Parents, teachers and students will have opportunities to contribute ideas on what will be taught in Alberta classrooms in the years ahead.
Post-secondary tuition freeze
The Government of Alberta is committed to ensuring access to quality, affordable adult education in the province. In June 2015, post-secondary funding cuts were rolled back and tuition was frozen for 2 years.
Now, as part of the Future Ready program, we are extending the tuition freeze to the end of the 2017-18 academic year.
This will ensure that post-secondary education is affordable and accessible for all Albertans, and provide a stable educational environment while the government consults with Albertans on a new tuition and fee model that best serves students, families, institutions and taxpayers.
The public consultation on the tuition and fees review was concluded on December 7, 2016. Your feedback is important to us and we thank you for your participation.
Currently, the government is analyzing feedback to help inform the next stage of stakeholder discussions. This will ultimately lead to future directions on tuition and fees for learners in Alberta.
Please visit the tuition review website regularly for updates about progress on this review.
News: Province keeps tuition affordable for Alberta students (Oct 19, 2016)
Summer Temporary Employment Program (STEP)
For students in high school and university, gaining work experience is a critical aspect of preparing for success after graduation.
The Summer Temporary Employment Program (STEP) provides funding for eligible Alberta employers to hire summer students, through a standardized wage subsidy of $7-per-hour.
The program helps young Albertans develop important job skills on the road to rewarding careers, while also helping businesses hire temporary staff between May and August.
The program, which was restored by the government in 2015, approved funding for up to 3,000 students in the summer of 2016. The Alberta Jobs Plan has $10 million budgeted for STEP each year, starting in 2016-17.
Employers interested in hiring a student for 2017 are encouraged to apply as soon as possible. Applications must be received by Feb 24, 2017.
News: STEP 2017 creates jobs for Alberta's students (Jan 20, 2017)
News: STEP helps students become "Future Ready" (Oct 20, 2016)
Apprentice Training Award
Skilled trades play a vital role in Alberta’s economy. The Government of Alberta is committed to supporting our apprentices as they progress toward journeyperson certification.

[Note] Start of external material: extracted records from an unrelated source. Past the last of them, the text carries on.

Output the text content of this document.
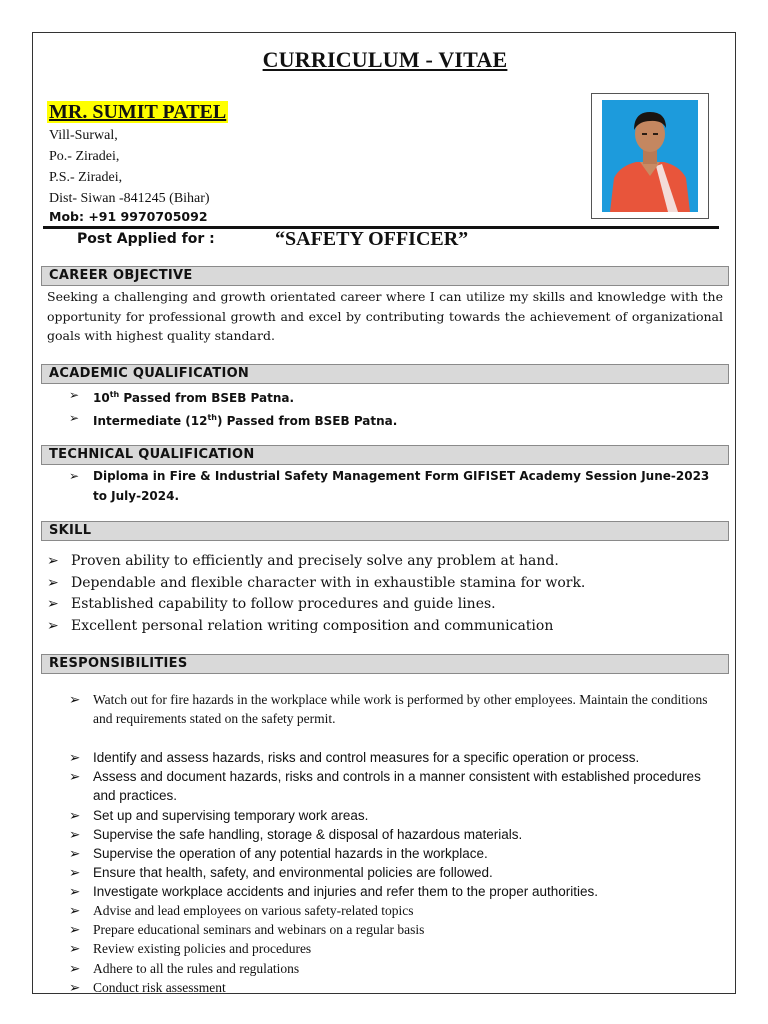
CURRICULUM - VITAE
MR. SUMIT PATEL
Vill-Surwal,
Po.- Ziradei,
P.S.- Ziradei,
Dist- Siwan -841245 (Bihar)
Mob: +91 9970705092
Post Applied for :	“SAFETY OFFICER”
CAREER OBJECTIVE
Seeking a challenging and growth orientated career where I can utilize my skills and knowledge with the opportunity for professional growth and excel by contributing towards the achievement of organizational goals with highest quality standard.
ACADEMIC QUALIFICATION
➢ 10th Passed from BSEB Patna.
➢ Intermediate (12th) Passed from BSEB Patna.
TECHNICAL QUALIFICATION
➢ Diploma in Fire & Industrial Safety Management Form GIFISET Academy Session June-2023 to July-2024.
SKILL
➢ Proven ability to efficiently and precisely solve any problem at hand.
➢ Dependable and flexible character with in exhaustible stamina for work.
➢ Established capability to follow procedures and guide lines.
➢ Excellent personal relation writing composition and communication
RESPONSIBILITIES
➢ Watch out for fire hazards in the workplace while work is performed by other employees. Maintain the conditions and requirements stated on the safety permit.
➢ Identify and assess hazards, risks and control measures for a specific operation or process.
➢ Assess and document hazards, risks and controls in a manner consistent with established procedures and practices.
➢ Set up and supervising temporary work areas.
➢ Supervise the safe handling, storage & disposal of hazardous materials.
➢ Supervise the operation of any potential hazards in the workplace.
➢ Ensure that health, safety, and environmental policies are followed.
➢ Investigate workplace accidents and injuries and refer them to the proper authorities.
➢ Advise and lead employees on various safety-related topics
➢ Prepare educational seminars and webinars on a regular basis
➢ Review existing policies and procedures
➢ Adhere to all the rules and regulations
➢ Conduct risk assessment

The new Apprentice Training Award provides financial support to eligible apprentices in Alberta, with a total of $1.5 million budgeted to assist up to 1,500 unemployed apprentices during the 2016-17 academic year. Eligible Alberta apprentices will receive $1,000 in financial assistance to continue their technical training.
To be eligible for the award, apprentices must have completed their first period of technical training at a post-secondary institution or other training partner. They must be currently registered in a second, third or fourth period technical training program and not be currently working in their trade. Government will identify and contact apprentices who meet these criteria.
The Apprentice Training Award, part of the government’s commitment to ensuring Albertan students are prepared for success in a changing economy, will be distributed to eligible apprentices starting in January 2017.
Alberta’s career and technology classes allow students to explore a variety of career options while still in school – providing educational opportunities that prepare them for success in a changing economy.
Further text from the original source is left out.